XIX
C'était fini, Savine était bien décidé à quitter Bade, où rien ne le retenait plus.
A la Conversation, il ne voulait pas voir le triomphe insolent d'Otchakoff, qui continuait à gagner ou à perdre avec la même indifférence apparente.
Et il ne voulait pas assister davantage à celui de Naurouse auprès de Corysandre.
Cependant, s'il se décidait à partir ainsi, il fallait que son départ lui rapportât au moins quelque chose, ne serait-ce que la reconnaissance de Naurouse.
Lorsque cette idée se fut présentée à son esprit, elle en chassa le mécontentement et la colère. Il se dirigeait vers le Graben pour rentrer chez lui, il s'arrêta, et, changeant de chemin, il alla chez le duc de Naurouse.
—Vous venez dîner avec moi? dit celui-ci, qui allait sortir.

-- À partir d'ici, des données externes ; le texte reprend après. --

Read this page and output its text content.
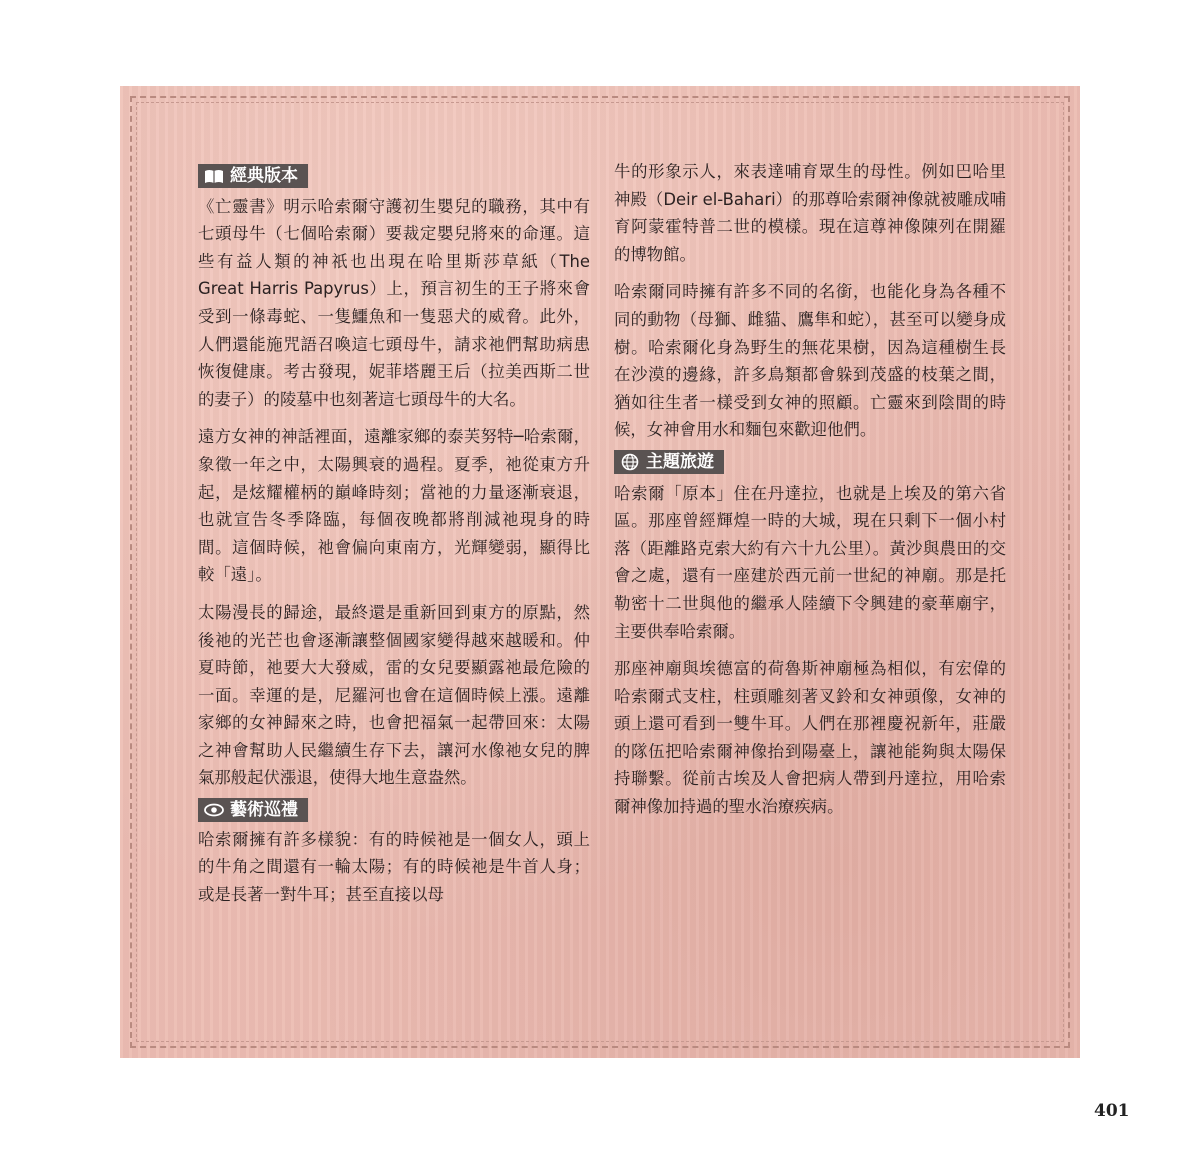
經典版本

《亡靈書》明示哈索爾守護初生嬰兒的職務，其中有七頭母牛（七個哈索爾）要裁定嬰兒將來的命運。這些有益人類的神祇也出現在哈里斯莎草紙（The Great Harris Papyrus）上，預言初生的王子將來會受到一條毒蛇、一隻鱷魚和一隻惡犬的威脅。此外，人們還能施咒語召喚這七頭母牛，請求祂們幫助病患恢復健康。考古發現，妮菲塔麗王后（拉美西斯二世的妻子）的陵墓中也刻著這七頭母牛的大名。

遠方女神的神話裡面，遠離家鄉的泰芙努特─哈索爾，象徵一年之中，太陽興衰的過程。夏季，祂從東方升起，是炫耀權柄的巔峰時刻；當祂的力量逐漸衰退，也就宣告冬季降臨，每個夜晚都將削減祂現身的時間。這個時候，祂會偏向東南方，光輝變弱，顯得比較「遠」。

太陽漫長的歸途，最終還是重新回到東方的原點，然後祂的光芒也會逐漸讓整個國家變得越來越暖和。仲夏時節，祂要大大發威，雷的女兒要顯露祂最危險的一面。幸運的是，尼羅河也會在這個時候上漲。遠離家鄉的女神歸來之時，也會把福氣一起帶回來：太陽之神會幫助人民繼續生存下去，讓河水像祂女兒的脾氣那般起伏漲退，使得大地生意盎然。

藝術巡禮

哈索爾擁有許多樣貌：有的時候祂是一個女人，頭上的牛角之間還有一輪太陽；有的時候祂是牛首人身；或是長著一對牛耳；甚至直接以母

牛的形象示人，來表達哺育眾生的母性。例如巴哈里神殿（Deir el-Bahari）的那尊哈索爾神像就被雕成哺育阿蒙霍特普二世的模樣。現在這尊神像陳列在開羅的博物館。

哈索爾同時擁有許多不同的名銜，也能化身為各種不同的動物（母獅、雌貓、鷹隼和蛇），甚至可以變身成樹。哈索爾化身為野生的無花果樹，因為這種樹生長在沙漠的邊緣，許多鳥類都會躲到茂盛的枝葉之間，猶如往生者一樣受到女神的照顧。亡靈來到陰間的時候，女神會用水和麵包來歡迎他們。

主題旅遊

哈索爾「原本」住在丹達拉，也就是上埃及的第六省區。那座曾經輝煌一時的大城，現在只剩下一個小村落（距離路克索大約有六十九公里）。黃沙與農田的交會之處，還有一座建於西元前一世紀的神廟。那是托勒密十二世與他的繼承人陸續下令興建的豪華廟宇，主要供奉哈索爾。

那座神廟與埃德富的荷魯斯神廟極為相似，有宏偉的哈索爾式支柱，柱頭雕刻著叉鈴和女神頭像，女神的頭上還可看到一雙牛耳。人們在那裡慶祝新年，莊嚴的隊伍把哈索爾神像抬到陽臺上，讓祂能夠與太陽保持聯繫。從前古埃及人會把病人帶到丹達拉，用哈索爾神像加持過的聖水治療疾病。

401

—Justement, mais à une condition, qui est que nous allions dîner dans un endroit où nous pourrons causer; j'ai à vous parler de choses sérieuses, et je voudrais n'être ni dérangé ni entendu.
—Vous paraissez agité.
—Je le suis, en effet; vous saurez tout à l'heure pourquoi; occupons-nous d'abord de dîner, le reste viendra après.
Ils montèrent en voiture et se firent conduire à l'Ours, qui est un restaurant établi dans une prairie à quelques minutes de Bade; mais en route Savine ne parla de rien, pas même de la perte qu'il venait de faire.
A table non plus il n'entama pas la confidence qu'il avait annoncée, et Roger remarqua qu'il mangeait et buvait à fond en homme qui ne se laisse pas couper l'appétit par les émotions: il s'était fait servir de la bière, du champagne et du cognac qu'il mélangeait lui-même dans de certaines proportions et qu'il avalait à grands coups, car lorsqu'il ne se croyait pas malade c'était une de ses prétentions de pouvoir boire plus qu'aucun Russe; et sa réputation avait commencé à se fonder autrefois à Paris par ce talent qui lui avait valu bien des envieux parmi les jeunes gens de son monde.
Ce fut seulement au dessert, la porte close, qu'il commença l'entretien que, tout en mangeant et en buvant, il avait préparé:
—Mon cher Roger, il faut me répondre avec franchise.
—Vous savez bien que je parle toujours franchement.
—Comme moi, mais comme moi aussi vous ne dites que ce que vous voulez, tandis que ce que je vous demande, c'est de répondre à toutes mes questions sans rien taire, sans rien cacher. Comment trouvez-vous mademoiselle de Barizel?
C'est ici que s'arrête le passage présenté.